Una filosofia che può essere condivisibile o meno ma che ha al proprio interno la ferrea volontà di cambiare il modo di approcciarsi e di intendere lo sport più bello del Mondo.

Chiariamoci, non è certo una filosofia per tutti, ci vogliono sudore, fatica e determinazione per poterci stare dentro sia fisicamente che mentalmente, ma una cosa è vera: poche squadre sono state così magnificamente belle in Italia come quelle a cui Zeman ha fatto apprendere interamente il proprio credo calcistico.

Ovviamente i fallimenti sono nell’ordine delle cose per un semplice motivo: le squadre allenate da Zeman rischiano e quando ad ogni mano vai in All- in hai la tua buona probabilità di ritornare a casa senza un centesimo in tasca.

Questo però dona ancora più luce alla figura del tecnico praghese che, fermo ormai sulle sue convinzioni da trenta anni, non ha ancora deciso di piegarsi a tutta quella schiera di “pallisti” e pallonari che conoscono per filo e per segno tutte le leggi del calcio e non attendono altro che una sua caduta per far vedere a tutti quanto sono bravi e quanto hanno ragione.

Lasciatemelo dire: queste persone non hanno capito niente del personaggio Zeman ed infatti continuano a giudicarlo con canoni comuni, paragonandolo ad altri suoi colleghi, non comprendendone così la sua unicità nel panorama del calcio mondiale.

La coerenza nella vita e nel mondo del pallone è un pregio sempre più raro, Zeman la persegue comunque, anche se facendolo, molte volte imbocca una strada a senso unico che conduce verso il baratro del fallimento.

Essere Zemaniani o peggio tifosi di una squadra allenata da Zeman è uno dei passatempi più duri al Mondo e non è per forza una battuta, per accogliere in toto il credo del Mister di Praga bisogna totalmente andare contro le leggi naturali non solo del calcio ma anche dell’animo umano.
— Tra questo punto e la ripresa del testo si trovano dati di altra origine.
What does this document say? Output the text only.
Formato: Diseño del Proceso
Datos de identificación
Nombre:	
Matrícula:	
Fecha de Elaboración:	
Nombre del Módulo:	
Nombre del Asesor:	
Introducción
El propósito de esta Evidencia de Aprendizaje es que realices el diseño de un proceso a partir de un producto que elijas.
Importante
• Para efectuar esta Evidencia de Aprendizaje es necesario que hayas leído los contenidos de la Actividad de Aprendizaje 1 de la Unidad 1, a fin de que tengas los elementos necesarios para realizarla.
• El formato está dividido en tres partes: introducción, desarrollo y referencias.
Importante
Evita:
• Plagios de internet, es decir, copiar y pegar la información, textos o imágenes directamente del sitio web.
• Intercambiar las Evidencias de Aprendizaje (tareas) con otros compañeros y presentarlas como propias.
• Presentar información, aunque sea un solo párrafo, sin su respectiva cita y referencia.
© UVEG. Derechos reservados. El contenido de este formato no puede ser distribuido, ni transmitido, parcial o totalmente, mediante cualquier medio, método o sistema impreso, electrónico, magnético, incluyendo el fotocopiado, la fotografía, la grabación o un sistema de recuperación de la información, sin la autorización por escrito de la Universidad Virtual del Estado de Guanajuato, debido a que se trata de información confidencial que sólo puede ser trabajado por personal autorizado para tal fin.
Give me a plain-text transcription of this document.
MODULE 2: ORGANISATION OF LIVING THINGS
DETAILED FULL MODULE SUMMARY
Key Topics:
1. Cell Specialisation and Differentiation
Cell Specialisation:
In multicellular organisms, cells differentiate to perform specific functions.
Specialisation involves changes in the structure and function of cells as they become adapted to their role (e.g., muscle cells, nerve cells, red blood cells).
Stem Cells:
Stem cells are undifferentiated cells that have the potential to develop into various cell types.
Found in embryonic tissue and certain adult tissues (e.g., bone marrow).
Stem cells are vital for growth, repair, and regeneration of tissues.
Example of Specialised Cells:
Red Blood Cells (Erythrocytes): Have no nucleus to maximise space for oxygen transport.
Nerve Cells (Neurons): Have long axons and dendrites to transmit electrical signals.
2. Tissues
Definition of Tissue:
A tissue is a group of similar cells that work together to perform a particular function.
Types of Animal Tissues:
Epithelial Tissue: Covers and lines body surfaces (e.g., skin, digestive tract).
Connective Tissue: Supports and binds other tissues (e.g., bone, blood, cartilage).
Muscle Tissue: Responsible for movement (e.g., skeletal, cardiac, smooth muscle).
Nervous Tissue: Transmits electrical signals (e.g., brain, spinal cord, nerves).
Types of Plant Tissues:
Al tempo stesso però chi riesce a comprenderlo a pieno, si gode lo spettacolo del rettangolo verde da una visuale e da una prospettiva sconosciuta fino a qualche attimo prima venendo certamente ripagato dello sforzo.

Con lui in panchina tutto si ribalta, quando la normale logica umana ti inviterebbe al controllo della situazione lui ti ordina di andare all’attacco, quando per vincere basterebbe l’uno a zero lui vuole il secondo gol, quando qualcuno gli fa notare quando sia importante la difesa lui risponde che se si fa un gol in più degli altri della difesa non interessa a nessuno e che la vittoria non sempre regala la felicità perché il risultato è casuale, la prestazione non lo è mai.

Per quanto riguarda questo aspetto si accomuna ancora una volta alla figura di De Andrè in questo caso nell’idea della “direzione ostinata e contraria”che è tanto cara al cantautore genovese.

Questo è il grande lascito al nostro calcio di Zdenek Zeman: il perseguimento della propria direzione ostinata e contraria in un mondo ed in un paese dove l’ipocrisia e l’incoerenza la fanno da padrone . Tutto questo va al di la delle sue lotte sul doping e sul calcio pulito, per cui ha pagato un conto salatissimo con un esilio forzato durato anni, va oltre anche a chi per screditarlo si appende costantemente ai suoi insuccessi ed ai continui esoneri, l’eredità di Zeman sta nell’ aver fatto capire a chi lo ha apprezzato che molto spesso chi pensa in maniera diversa sotto certi aspetti ha già vinto in partenza.

Ora però basta con le parole, l’allenamento è terminato è tempo di tornare nuovamente a quella riva, l’uomo dal volto rugoso scruta l’orizzonte, porta la sigaretta alla bocca ed è di nuovo un “click”.